Desert hues were part of the MTC’s exterior design. Photo courtesy of the Regional Transportation Commission of Southern Nevada.

Independently navigating the community via public transportation can be challenging, especially for senior citizens and persons with disabilities. Understanding the overall transit system, such as schedules and various routes for successful travel, is essential. For individuals with mobility devices—such as wheelchairs—learning to board and deboard a bus is crucial for safe and sound transit without complications.

These transit mobility skills and many others are offered at the Regional Transportation Commission of Southern Nevada’s (RTC) Mobility Training Center (MTC). The single-story building contains a real-life city scenario to help visitors learn the ropes of the transportation system and how to use the RTC’s fixed-route transit services safely and efficiently. Visitors can learn how to board the buses safely and pay fares on two accessible full-sized buses situated on a fictitious exterior streetscape with a transit shelter and stop.

To simulate real-life roadway intersection conditions, the MTC includes an intersection designed with actual roadway geometrical conditions, including Americans with Disabilities Act-compliant sidewalks, ramps, curb cutouts, paved roads, and traffic signals with pedestrian lighting and push buttons. A functional assessment course accommodates a variety of surfaces and terrain obstacles.

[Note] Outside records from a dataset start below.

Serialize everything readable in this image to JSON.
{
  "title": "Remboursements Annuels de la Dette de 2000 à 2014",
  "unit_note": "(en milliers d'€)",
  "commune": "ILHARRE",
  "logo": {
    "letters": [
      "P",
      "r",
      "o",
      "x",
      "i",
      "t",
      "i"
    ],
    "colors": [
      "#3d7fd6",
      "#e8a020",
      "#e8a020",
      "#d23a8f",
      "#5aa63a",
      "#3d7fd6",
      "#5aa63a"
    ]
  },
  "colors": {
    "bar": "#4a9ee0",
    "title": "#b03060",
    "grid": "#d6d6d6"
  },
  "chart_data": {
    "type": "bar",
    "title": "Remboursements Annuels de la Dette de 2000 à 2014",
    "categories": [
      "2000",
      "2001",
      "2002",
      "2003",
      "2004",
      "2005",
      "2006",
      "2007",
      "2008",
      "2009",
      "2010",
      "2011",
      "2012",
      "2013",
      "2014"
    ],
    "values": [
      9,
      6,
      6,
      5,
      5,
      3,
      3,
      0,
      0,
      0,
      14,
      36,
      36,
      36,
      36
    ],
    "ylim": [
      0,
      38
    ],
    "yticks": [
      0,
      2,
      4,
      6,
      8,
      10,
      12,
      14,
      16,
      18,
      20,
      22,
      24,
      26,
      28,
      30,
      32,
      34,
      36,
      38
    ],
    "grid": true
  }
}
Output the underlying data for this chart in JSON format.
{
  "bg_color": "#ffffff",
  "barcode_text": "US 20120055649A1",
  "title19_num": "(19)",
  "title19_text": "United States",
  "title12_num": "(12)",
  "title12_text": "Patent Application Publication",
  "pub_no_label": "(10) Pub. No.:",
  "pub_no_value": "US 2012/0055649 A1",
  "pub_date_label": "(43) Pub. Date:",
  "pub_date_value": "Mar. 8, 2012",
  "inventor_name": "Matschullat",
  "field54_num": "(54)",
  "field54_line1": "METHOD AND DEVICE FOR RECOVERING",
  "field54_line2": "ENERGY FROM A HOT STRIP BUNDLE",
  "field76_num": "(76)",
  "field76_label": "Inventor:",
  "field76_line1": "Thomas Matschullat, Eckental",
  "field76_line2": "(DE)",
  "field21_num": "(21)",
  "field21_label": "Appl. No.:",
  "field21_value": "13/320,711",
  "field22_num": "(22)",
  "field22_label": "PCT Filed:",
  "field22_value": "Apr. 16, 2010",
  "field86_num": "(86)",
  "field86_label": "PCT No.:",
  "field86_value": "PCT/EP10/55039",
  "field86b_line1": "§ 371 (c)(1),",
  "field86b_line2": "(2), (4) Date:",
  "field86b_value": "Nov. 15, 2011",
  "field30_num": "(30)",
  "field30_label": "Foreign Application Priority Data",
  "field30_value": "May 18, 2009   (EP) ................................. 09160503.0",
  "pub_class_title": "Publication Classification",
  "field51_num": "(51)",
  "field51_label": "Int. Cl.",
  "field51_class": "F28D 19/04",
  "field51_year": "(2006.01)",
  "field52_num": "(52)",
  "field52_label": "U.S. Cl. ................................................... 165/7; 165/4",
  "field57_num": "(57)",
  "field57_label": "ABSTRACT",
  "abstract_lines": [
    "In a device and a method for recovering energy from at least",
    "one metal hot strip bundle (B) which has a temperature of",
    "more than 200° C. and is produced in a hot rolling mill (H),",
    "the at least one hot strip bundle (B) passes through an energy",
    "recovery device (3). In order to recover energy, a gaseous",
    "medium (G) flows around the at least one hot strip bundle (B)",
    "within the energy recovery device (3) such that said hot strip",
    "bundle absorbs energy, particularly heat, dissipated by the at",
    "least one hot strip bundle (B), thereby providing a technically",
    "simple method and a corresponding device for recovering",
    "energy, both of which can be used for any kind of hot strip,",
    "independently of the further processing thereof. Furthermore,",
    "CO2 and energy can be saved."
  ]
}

Featured at the MTC is Angela’s House, part of Blindconnect, a service resource for the visually impaired. As the only blindness skills training facility in Nevada, Angela’s House is a 1,200-square-foot, fully-equipped working home. Skills, such as activities of daily living, mobility, personal care, cooking, communication, using technology, and reading by braille, are taught at Angela’s House.

This BergerABAM-affiliated project was recently awarded the 2017 Project of the Year for structural projects within $5 million to $10 million from the American Public Works Association, Nevada Chapter.